By CHRIS STANTON
By all measures, Justin Bieber is having a remarkable year. After months of (not undeserved) public demonization for a seemingly never-ending series of lewd and offensive acts, the Biebs and his carefully assembled P.R. team began staging the biggest comeback of 2015. A year ago, the Canadian phenom made his biggest headline for getting punched in the face by Orlando Bloom — a move that tellingly earned the washed-up Pirates of the Caribbean star more praise than he received in his entire acting career. Who, then, could have predicted that Justin’s forthcoming album Purpose would be among 2015’s most anticipated releases? Resurrection might have made for a more fitting title.
To quickly recap, think back to the distant month of March, when Skrillex and Diplo’s “Where Are Ü Now” was not yet so ubiquitous that it ceased to exist as a song and instead acted as filler for Top 40 DJs. Released within weeks of Bieber’s Comedy Central Roast — which many, at the time, dismissed as a feeble attempt at earning back some good will — the confessional pop tune shot right up the sales charts and even earned some critical praise. “[Where Are Ü Now] might make you consider that Justin Bieber has feelings, which is kind of incredible in itself,” Ryan Dombal wrote in his Pitchfork review. That’s high and unexpected praise from a critic who once referred to the singer as “a real-life Richie Rich with flashy pants and silly hair and awful tattoos of owls and tigers and castles.” In retrospect, the song marks the beginning of Bieber’s ambitious return for pop’s crown.
After a few more head-hanging, self-effacing appearances on late night television — including a stop by James Corden’s always entertaining “Carpool Karaoke” segment — Bieber promoted and released “What Do You Mean”, a breezy love song that topped the Hot 100 and broke Spotify’s first-week streaming record. Bieber Season was in full swing, it appeared, and the singer expertly capped off his P.R. campaign into our hearts with “Sorry,” a blatant apology for his history of drag-racing in gated communities and abandoning pet monkeys in German airports (that is a real thing that happened). Thus, through the power of infectious pop and good management, Justin Bieber was back on top again. But what does it say (if anything) about the music-listening public that we seem to have forgiven him?
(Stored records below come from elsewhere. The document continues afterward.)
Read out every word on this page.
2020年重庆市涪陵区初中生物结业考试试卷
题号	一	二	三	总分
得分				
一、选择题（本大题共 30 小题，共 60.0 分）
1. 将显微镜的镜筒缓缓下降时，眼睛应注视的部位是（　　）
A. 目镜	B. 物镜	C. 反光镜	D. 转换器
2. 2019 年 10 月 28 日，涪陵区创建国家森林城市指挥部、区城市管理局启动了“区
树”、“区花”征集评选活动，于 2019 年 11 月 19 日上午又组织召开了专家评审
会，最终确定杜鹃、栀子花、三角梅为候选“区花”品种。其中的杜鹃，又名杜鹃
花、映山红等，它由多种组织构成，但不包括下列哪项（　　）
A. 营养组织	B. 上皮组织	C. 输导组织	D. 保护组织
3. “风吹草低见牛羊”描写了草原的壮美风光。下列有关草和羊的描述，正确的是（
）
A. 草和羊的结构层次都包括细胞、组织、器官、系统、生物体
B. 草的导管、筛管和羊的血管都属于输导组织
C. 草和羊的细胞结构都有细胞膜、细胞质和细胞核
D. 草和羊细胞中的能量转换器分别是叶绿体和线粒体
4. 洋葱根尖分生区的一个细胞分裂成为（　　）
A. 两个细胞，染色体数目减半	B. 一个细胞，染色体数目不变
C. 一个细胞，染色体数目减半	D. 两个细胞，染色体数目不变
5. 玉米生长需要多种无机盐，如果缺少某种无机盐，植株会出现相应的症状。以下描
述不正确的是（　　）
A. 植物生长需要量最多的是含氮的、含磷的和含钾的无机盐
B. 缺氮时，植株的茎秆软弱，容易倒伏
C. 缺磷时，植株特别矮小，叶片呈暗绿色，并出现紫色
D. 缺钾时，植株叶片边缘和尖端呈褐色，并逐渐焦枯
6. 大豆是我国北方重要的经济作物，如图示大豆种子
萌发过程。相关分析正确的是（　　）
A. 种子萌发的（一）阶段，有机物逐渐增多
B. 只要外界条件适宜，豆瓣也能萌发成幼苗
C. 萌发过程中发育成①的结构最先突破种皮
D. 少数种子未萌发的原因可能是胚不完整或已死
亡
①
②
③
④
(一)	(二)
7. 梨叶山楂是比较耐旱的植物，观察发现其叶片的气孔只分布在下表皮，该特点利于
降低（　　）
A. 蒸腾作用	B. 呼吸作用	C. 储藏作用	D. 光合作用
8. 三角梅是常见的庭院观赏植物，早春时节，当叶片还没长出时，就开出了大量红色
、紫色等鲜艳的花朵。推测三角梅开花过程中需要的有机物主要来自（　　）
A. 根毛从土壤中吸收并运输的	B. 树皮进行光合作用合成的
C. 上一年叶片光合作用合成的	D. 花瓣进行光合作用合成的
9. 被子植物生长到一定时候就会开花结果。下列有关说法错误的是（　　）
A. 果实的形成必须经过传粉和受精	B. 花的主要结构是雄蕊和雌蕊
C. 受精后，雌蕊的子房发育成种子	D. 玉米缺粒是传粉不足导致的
Of course, it’s not accurate to conflate the popularity of a hit song with how much people like its singer, or even to suggest that they have any opinion on Bieber apart from vague dismissal. After all, was anybody ever really a “Belieber,” or simply bemused by the idea of a prepubescent Canadian rising to fame through YouTube to make hit songs with Ludacris? Does that bemusement constitute “fandom” in any traditional sense of the word? All of these questions exist uniquely within the pop landscape and — while they seem silly — help listeners to renegotiate an understanding of our relationship with the music industry.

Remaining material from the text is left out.